ABORDAGEM ARTESANAL, CRÍTICA E PLURAL / ANO 16

América do Sul, Brasil,

sábado, 23 de julho de 2016

Entre o peso, a leveza e o equilíbrio


Bernardo Caprara
Sociólogo e Professor

“Há algo de podre no Reino da Dinamarca”, diz a sentinela enquanto Hamlet encontra o fantasma de seu falecido pai. “Há algo de podre na sociedade brasileira”, eu penso enquanto um raio de Sol me abraça em pleno inverno e as páginas de William Shakespeare fazem meu coração disparar. Assim é a literatura. Afeta os nossos horizontes e nos faz abrir a caixa de ferramentas da imaginação (e da crítica social, talvez?).

Alguns dos livros que andei lendo, neste semestre, fomentaram reflexões sobre o momento conturbado do Brasil. “Submissão”, do francês Michel Houellebecq, cutucou meus pensamentos já em janeiro. Fez-me refletir sobre todas as pequenas submissões às quais nós vamos cedendo no cotidiano. Coisas que parecem pequenas, como achar normal trabalhar um milhão de horas semanais e quase não ter vida, achar normal opressões e desigualdades, ou mesmo, como no livro, ir passo a passo se submetendo a uma “cultura alheia” que vai se impondo e dominando as nossas vidas.

Depois, foi a vez de me deparar com a formação religiosa extremamente endurecida, marcante nas personagens de Chimamanda Adichie, em “Hibisco Roxo”. A ânsia de mergulhar na vastidão deste mundo e na sua veia dionisíaca enfrenta o universo de experiências deixadas para trás por uma moral conservadora até o talo. A sanha religiosa do “chefe de família” narrado pela nigeriana contrasta com as práticas de violência física punitiva a qualquer ato "diferente" dos filhos e com diversas contradições entre o que as pessoas são e o que uma doutrina religiosa totalizadora acredita que as pessoas deveriam ser. A cara do Brasil e dos asseclas fundamentalistas, alguém diria.

“Casei com um comunista”, do estadunidense Philip Roth, mostra bem o teor da velha perseguição ao outro político, à ideologia rival transformada em inimigo interno. Demonstra uma senil caçada institucional ao comunismo, muito atual no cenário brasileiro contemporâneo – por incrível que isso possa parecer. Ora, vamos nos submetendo cotidianamente a uma vida estranha e desumana, em que a “vida em si” fica em segundo plano; vamos convivendo e sendo afetados por fundamentalismos variados, sobretudo religiosos, que não se sustentam no confronto entre doutrina e prática, mas fazem grandes estragos na dinâmica social; e vamos, também, observando cada vez mais qualquer coisa que não seja a “tradição do homem de bem e suas propriedades” ser colocada na prateleira da monstruosidade comunista. Ira Ringold, personagem de Roth, hora dessas pode aparecer, com outra roupagem, numa condução coercitiva sob os holofotes das grandes empresas de comunicação.

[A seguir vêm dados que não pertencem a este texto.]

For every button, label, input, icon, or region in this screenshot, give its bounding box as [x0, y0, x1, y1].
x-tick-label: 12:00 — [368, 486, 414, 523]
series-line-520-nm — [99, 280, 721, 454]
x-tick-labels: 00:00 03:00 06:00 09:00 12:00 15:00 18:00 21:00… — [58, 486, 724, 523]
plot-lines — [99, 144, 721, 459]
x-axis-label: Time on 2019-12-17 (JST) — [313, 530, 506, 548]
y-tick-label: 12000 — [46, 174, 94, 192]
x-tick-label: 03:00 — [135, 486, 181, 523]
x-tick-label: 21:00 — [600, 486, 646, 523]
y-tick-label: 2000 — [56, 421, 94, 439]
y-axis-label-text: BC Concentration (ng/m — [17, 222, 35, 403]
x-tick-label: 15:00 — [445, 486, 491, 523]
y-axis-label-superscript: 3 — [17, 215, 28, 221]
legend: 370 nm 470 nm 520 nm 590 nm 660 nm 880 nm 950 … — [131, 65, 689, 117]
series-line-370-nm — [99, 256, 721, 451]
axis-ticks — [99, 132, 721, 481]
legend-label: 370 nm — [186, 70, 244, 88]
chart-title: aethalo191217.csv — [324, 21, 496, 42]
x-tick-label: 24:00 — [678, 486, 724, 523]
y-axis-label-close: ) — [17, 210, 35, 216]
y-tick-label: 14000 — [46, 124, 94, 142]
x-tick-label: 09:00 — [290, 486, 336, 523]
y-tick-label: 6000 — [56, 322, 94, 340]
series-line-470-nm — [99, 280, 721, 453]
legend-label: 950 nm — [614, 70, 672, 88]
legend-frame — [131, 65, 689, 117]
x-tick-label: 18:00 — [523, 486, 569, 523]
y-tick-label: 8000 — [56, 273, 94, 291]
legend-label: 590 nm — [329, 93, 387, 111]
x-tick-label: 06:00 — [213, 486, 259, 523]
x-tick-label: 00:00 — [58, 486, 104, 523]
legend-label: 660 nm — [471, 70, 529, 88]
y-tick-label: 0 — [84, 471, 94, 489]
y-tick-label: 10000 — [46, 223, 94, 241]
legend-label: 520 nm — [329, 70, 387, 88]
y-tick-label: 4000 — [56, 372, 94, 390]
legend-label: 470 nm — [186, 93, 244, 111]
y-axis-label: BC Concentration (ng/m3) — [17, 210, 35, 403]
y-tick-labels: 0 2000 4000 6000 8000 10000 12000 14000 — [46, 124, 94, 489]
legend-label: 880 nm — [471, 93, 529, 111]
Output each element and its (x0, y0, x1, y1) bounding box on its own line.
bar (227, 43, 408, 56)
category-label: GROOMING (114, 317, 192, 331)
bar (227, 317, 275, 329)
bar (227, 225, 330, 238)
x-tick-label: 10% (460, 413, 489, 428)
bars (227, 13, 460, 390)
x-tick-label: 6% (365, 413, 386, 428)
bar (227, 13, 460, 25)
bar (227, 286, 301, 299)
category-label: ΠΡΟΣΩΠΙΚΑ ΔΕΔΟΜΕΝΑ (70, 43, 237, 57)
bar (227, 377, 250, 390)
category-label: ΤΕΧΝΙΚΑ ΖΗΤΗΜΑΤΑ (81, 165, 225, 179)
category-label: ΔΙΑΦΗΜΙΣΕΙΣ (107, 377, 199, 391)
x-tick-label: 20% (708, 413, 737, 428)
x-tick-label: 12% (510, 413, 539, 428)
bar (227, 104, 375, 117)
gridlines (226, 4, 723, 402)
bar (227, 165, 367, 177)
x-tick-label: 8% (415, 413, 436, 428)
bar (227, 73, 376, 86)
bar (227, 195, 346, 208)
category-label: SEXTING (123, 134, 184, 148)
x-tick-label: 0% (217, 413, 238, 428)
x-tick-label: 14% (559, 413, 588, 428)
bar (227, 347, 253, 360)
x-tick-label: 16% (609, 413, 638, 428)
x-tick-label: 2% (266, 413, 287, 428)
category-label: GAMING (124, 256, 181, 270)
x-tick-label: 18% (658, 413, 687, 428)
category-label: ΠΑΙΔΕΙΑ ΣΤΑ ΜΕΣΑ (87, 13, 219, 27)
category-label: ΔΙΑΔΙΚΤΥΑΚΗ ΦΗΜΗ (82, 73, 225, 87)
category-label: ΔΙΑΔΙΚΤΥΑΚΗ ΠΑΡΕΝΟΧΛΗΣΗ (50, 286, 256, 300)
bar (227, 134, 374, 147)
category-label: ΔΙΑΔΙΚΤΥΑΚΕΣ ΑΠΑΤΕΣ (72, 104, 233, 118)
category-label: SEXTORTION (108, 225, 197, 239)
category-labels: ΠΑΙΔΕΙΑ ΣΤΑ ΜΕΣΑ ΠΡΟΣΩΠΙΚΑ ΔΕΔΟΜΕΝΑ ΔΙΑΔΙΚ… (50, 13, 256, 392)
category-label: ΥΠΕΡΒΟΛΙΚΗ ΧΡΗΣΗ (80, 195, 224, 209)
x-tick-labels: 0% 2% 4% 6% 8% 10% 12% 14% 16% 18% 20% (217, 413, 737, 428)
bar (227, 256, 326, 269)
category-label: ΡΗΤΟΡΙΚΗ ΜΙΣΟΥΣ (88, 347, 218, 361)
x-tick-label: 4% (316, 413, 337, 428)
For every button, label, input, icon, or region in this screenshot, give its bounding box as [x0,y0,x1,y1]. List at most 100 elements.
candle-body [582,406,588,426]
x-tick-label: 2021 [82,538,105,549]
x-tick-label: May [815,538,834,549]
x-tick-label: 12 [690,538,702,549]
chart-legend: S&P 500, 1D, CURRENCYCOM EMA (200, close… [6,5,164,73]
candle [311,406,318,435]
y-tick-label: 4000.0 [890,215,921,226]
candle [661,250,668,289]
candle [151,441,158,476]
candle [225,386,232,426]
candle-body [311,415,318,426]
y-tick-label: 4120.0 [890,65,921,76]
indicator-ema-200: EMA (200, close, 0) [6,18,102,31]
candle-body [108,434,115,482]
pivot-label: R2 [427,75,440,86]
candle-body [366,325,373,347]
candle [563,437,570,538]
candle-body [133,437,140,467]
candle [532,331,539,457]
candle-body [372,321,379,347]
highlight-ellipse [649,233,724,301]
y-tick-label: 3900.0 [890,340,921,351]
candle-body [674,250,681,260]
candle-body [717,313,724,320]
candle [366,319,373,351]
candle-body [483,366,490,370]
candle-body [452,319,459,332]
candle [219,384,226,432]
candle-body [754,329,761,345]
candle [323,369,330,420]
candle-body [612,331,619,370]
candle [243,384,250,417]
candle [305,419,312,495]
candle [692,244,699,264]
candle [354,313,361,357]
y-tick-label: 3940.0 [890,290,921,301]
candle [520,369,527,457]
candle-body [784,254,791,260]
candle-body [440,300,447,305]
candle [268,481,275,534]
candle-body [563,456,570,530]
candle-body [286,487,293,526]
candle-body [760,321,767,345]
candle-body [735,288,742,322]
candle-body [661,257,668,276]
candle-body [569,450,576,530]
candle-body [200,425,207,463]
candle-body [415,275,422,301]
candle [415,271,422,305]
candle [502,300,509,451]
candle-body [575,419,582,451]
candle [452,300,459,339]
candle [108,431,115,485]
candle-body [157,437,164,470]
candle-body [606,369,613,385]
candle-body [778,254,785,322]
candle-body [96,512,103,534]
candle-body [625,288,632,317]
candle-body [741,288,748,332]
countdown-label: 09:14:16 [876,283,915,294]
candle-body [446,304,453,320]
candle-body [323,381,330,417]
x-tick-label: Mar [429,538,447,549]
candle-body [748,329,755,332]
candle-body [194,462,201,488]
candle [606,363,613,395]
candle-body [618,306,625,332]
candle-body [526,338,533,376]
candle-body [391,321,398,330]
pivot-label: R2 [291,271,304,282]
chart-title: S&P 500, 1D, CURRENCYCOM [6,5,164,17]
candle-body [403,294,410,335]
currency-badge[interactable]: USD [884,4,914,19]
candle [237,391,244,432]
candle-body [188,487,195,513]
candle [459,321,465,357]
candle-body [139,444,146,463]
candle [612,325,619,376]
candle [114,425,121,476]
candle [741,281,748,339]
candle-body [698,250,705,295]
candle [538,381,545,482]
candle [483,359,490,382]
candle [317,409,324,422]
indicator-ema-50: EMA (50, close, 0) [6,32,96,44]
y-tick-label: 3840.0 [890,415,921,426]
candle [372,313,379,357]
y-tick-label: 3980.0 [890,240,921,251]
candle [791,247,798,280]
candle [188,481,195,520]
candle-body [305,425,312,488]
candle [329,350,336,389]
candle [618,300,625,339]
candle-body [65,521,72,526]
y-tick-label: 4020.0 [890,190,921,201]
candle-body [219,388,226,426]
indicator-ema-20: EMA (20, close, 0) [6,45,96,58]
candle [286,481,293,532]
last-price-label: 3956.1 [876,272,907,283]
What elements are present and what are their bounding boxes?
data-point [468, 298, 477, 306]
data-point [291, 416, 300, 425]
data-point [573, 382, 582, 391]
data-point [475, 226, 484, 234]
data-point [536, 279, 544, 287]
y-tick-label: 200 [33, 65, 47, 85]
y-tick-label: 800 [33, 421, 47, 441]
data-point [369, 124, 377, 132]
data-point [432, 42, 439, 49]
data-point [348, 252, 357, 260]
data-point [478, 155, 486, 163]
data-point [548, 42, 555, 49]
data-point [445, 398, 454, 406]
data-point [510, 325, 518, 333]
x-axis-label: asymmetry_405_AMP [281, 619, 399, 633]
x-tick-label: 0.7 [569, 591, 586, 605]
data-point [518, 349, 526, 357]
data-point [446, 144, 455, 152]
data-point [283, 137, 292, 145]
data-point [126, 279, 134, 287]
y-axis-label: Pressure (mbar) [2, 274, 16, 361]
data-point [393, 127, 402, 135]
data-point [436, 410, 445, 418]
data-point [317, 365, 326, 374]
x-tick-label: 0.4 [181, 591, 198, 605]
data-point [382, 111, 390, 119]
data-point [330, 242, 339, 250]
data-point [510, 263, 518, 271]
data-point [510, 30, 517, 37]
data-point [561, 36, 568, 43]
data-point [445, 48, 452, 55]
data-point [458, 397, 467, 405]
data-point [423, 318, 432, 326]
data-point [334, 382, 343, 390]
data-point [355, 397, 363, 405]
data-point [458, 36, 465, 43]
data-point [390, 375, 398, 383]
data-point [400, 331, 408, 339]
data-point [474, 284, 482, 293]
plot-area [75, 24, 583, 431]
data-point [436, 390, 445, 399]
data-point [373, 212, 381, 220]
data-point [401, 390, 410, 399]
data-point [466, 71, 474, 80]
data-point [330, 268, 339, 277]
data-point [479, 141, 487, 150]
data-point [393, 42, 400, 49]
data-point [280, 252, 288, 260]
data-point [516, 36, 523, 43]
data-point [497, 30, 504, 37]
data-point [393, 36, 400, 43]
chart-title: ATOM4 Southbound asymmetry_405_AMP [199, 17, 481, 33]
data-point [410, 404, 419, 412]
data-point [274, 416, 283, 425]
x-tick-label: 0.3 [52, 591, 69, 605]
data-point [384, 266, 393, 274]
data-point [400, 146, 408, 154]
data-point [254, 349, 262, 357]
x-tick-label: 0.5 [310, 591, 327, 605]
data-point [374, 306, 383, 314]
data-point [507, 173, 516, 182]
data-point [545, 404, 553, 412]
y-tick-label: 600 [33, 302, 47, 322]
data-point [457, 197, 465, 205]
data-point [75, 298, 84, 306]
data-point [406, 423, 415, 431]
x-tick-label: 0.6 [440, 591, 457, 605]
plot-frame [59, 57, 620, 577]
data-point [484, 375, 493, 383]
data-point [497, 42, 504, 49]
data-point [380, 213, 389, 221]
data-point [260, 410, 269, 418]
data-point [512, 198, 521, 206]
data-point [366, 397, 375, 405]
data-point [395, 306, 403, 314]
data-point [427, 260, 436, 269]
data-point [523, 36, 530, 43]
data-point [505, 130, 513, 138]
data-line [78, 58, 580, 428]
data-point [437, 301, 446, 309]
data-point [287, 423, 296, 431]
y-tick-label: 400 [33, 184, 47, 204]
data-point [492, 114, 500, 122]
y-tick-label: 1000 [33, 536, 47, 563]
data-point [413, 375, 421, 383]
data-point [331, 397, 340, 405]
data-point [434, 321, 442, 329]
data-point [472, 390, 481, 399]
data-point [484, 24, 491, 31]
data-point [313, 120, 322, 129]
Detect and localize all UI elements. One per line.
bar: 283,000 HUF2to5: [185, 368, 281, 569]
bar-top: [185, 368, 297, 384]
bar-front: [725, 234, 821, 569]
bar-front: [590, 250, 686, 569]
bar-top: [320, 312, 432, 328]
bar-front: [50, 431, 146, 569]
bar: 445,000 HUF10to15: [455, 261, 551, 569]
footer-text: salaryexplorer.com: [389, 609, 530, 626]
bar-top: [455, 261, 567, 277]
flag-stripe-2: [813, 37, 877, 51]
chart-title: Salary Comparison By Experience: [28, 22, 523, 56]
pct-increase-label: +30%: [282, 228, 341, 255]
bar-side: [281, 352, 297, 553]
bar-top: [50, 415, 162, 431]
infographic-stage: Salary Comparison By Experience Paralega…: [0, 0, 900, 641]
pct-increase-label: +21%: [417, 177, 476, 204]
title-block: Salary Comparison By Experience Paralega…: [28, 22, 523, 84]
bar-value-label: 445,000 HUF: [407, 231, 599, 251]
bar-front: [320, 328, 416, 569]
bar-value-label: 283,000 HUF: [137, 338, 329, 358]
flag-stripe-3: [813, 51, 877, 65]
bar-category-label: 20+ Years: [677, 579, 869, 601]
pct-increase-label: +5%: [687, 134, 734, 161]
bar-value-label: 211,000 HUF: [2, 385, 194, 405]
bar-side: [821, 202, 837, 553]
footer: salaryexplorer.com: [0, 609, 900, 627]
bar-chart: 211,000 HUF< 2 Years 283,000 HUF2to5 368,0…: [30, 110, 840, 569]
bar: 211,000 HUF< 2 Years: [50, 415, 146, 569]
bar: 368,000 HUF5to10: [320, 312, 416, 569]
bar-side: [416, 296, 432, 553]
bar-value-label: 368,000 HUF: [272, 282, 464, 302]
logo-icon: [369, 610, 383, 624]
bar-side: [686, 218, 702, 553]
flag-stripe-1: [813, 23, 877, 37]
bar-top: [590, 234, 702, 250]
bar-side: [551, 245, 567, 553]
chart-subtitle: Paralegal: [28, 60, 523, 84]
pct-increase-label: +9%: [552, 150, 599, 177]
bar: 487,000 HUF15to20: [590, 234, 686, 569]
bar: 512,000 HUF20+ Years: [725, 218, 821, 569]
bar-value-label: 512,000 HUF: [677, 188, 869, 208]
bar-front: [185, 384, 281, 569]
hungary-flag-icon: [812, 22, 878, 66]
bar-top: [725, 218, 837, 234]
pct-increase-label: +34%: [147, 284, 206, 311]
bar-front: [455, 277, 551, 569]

O texto que me desestabilizou mais, “Os Mandarins”, de Simone de Beauvoir, é uma autêntica “pedrada existencialista”. Um grupo de intelectuais de grande porte se debate na França do pós-Segunda Guerra sobre o seu papel nos rumos políticos do planeta. Como os antigos funcionários públicos chineses, a impressão inconsciente é que os habitantes do “mundo do conhecimento” vão perdendo, dia após dia, o seu lugar de influência nas arenas políticas e, portanto, na definição do futuro da vida em sociedade. A angústia e a melancolia de pessoas que tem muito a dizer, e poucos que as escutem, prenunciam uma era dominada por uma racionalidade instrumental, ao mesmo tempo em que feita de chavões e apelos publicitários. Hoje, os memes, as aparentes verdades simplificadoras e a violência como resposta primeira tendem a reinar onde o conhecimento é mais do que desvalorizado.

Por fim, Milan Kundera resume o meu sentimento nesse semestre que termina. “A insustentável leveza do ser” me jogou, de cabeça, no conflito entre o peso e a leveza no arrastar do tempo que vai passando, como numa espiral entre o velho e o novo, conquistas e atrasos. O evidente peso do contexto político nacional, de usurpação do poder e acirramento da barbárie, de ataques reiterados a direitos constitucionais e liberdades individuais, interage sem parar com a leveza dos avanços micropolíticos de igualdade e solidariedade que, sim, renovam-se por toda a parte. Mas, atenção, Kundera nos desperta: pode o peso se fazer leve, por vezes, e a leveza pesar tanto quanto o peso. Acho que a gente segue tentando descobrir onde vive o equilíbrio.